The Department of Homeland Security (DHS), in its Homeland Threat Assessment for 2024 released in September, predicted a slew of issues staring down the country. 

Those include terrorism both foreign and domestic, adversaries targeting critical infrastructure, an aggressive China and an election cycle that “will be a key event for possible violence and foreign influence targeting our election infrastructure, processes, and personnel.” 

Here are five major threats to U.S. security to watch closely in 2024. 

The fight between Israel and Hamas in the Gaza Strip has shown no sign of slowing down since the Palestinian terrorist group first attacked the country Oct. 7, triggering a brutal Israeli air and ground campaign in retaliation.  

Gaza’s health ministry estimates more than 22,000 Palestinians have been killed in Gaza since Oct. 7 — more than two-thirds of them women and children. The human toll has enraged nearby Arab nations including Iran, Lebanon, and Houthis in Yemen — and upped pressure from the West to scale back the war. 

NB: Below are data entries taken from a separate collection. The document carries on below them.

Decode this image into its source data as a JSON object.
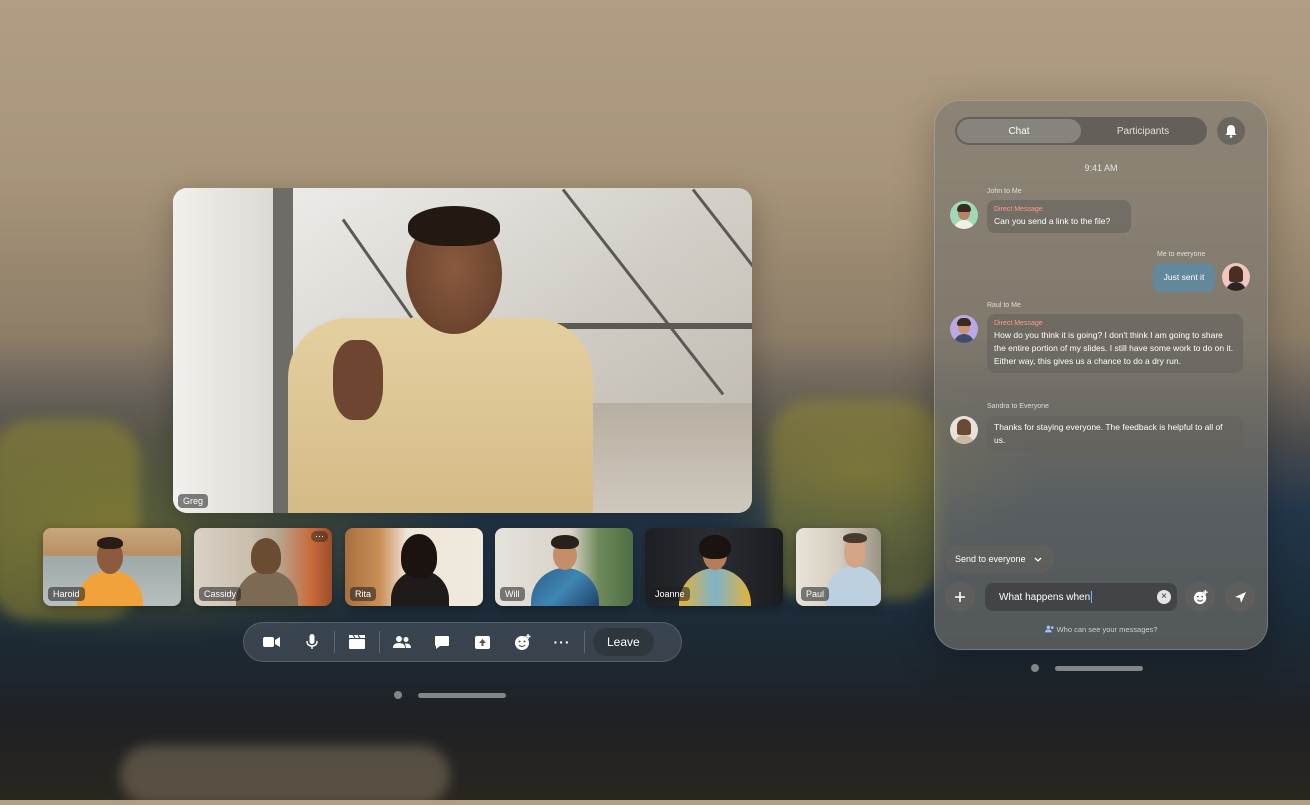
{
  "main_video": {
    "name": "Greg"
  },
  "thumbnails": [
    {
      "name": "Haroid"
    },
    {
      "name": "Cassidy",
      "more": "···"
    },
    {
      "name": "Rita"
    },
    {
      "name": "Will"
    },
    {
      "name": "Joanne"
    },
    {
      "name": "Paul"
    }
  ],
  "toolbar": {
    "icons": [
      "video-icon",
      "mic-icon",
      "scene-icon",
      "people-icon",
      "chat-icon",
      "share-icon",
      "reaction-icon",
      "more-icon"
    ],
    "more_label": "···",
    "leave_label": "Leave"
  },
  "chat": {
    "tabs": [
      "Chat",
      "Participants"
    ],
    "active_tab": "Chat",
    "time": "9:41 AM",
    "messages": [
      {
        "meta": "John to Me",
        "tag": "Direct Message",
        "text": "Can you send a link to the file?"
      },
      {
        "meta": "Me to everyone",
        "text": "Just sent it"
      },
      {
        "meta": "Raul to Me",
        "tag": "Direct Message",
        "text": "How do you think it is going? I don't think I am going to share the entire portion of my slides. I still have some work to do on it. Either way, this gives us a chance to do a dry run."
      },
      {
        "meta": "Sandra to Everyone",
        "text": "Thanks for staying everyone. The feedback is helpful to all of us."
      }
    ],
    "send_to": "Send to everyone",
    "input_value": "What happens when",
    "privacy_text": "Who can see your messages?"
  },
  "colors": {
    "accent_dm": "#ff9a8a",
    "own_bubble": "#5a8caa",
    "caret": "#6bb6ff"
  }
}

The conflict several times has threatened to tip into a wider war that engulfs the Middle East, most recently with an attack on a Hamas office in Lebanon that killed a senior leader of the group Tuesday.  

Lebanese Prime Minister Najib Mikati called it a “new Israeli crime that aims to drag Lebanon into a new phase in confrontations.” 

In the Red Sea, escalating Houthi attacks on cargo ships — at least 17 so far — have disrupted key global shipping routes and stoked fears that the United States could get pulled into a larger conflict.

Washington late last year assembled a multinational naval coalition to offer protection to shipping vessels traveling through the region, but President Biden has stressed he wants to avoid direct military confrontation with the Houthis. 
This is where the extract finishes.